For Pentland, only a few days into his job, the next step is getting to know Gregorius — and his other players.

“It’s my job to earn their trust and be there for them and develop them as they need,” Pentland said. “I work off being visual. I think I have the knowledge or I wouldn’t be there.”

Rookies aside, the veteran hitting coach has worked with a number of current Yankees over the years including coaching Carlos Beltran in Kansas City.

“I had Carlos when he was obviously a little younger,” Pentland said. “He and I had a great rapport and I’m sure that will continue. He’s not 25 anymore, but there’s plenty left in him — his experience and knowledge of hitting. He’s been in New York before. We just have to keep him healthy.”


A-Rod believes he can win third base job

Alex Rodriguez, who was recently reinstated after serving a one-year suspension for PED use, believes that he can beat out Chase Headley for the starting job at third base (Marcus, Jan. 15).

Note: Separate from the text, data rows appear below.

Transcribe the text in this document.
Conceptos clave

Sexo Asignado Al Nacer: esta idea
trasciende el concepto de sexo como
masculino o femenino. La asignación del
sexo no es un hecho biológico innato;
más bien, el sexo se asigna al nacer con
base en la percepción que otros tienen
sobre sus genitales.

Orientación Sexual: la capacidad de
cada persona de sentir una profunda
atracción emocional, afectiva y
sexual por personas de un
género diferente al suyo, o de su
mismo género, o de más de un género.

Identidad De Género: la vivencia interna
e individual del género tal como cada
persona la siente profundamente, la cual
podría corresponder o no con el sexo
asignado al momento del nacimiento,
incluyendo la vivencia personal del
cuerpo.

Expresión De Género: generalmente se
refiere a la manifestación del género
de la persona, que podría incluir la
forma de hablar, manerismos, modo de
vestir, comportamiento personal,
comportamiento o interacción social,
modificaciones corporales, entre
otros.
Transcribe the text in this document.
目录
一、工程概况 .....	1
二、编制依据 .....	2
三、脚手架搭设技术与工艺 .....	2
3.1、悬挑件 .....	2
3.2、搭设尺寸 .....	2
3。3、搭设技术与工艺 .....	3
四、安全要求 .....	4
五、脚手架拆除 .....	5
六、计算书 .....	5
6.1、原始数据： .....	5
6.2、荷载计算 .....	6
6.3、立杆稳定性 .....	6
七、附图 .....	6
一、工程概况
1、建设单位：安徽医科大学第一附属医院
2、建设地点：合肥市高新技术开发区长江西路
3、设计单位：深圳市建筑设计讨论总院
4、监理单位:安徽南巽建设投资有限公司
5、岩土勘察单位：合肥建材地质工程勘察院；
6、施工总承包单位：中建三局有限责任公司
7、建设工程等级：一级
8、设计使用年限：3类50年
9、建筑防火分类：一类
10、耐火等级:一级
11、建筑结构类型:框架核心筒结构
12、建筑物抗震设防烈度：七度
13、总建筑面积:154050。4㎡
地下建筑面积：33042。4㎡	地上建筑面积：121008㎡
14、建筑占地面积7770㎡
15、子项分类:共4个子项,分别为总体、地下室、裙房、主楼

Headley just signed a four-year deal with the Yankees, worth $52 million, but that is of no matter to Rodriguez. Says a source close to Rodriguez:

“Alex’s mind is that job’s not Headley’s, it’s Alex’s to lose. That’s what he thinks. Alex is going into training camp thinking that he is the starting third baseman, that if there’s a competition, Headley’s got to win it from him. It doesn’t matter about the money, what they signed Headley for.”

When he was made aware of Rodriguez’s thoughts, Yankees GM Brian Cashman said that “we signed our third baseman” — meaning Headley — continuing that Rodriguez needs to “come in and compete for as much playing time as he can possibly get.”

Rodriguez, 39, has three years and $61 million remaining on his contract.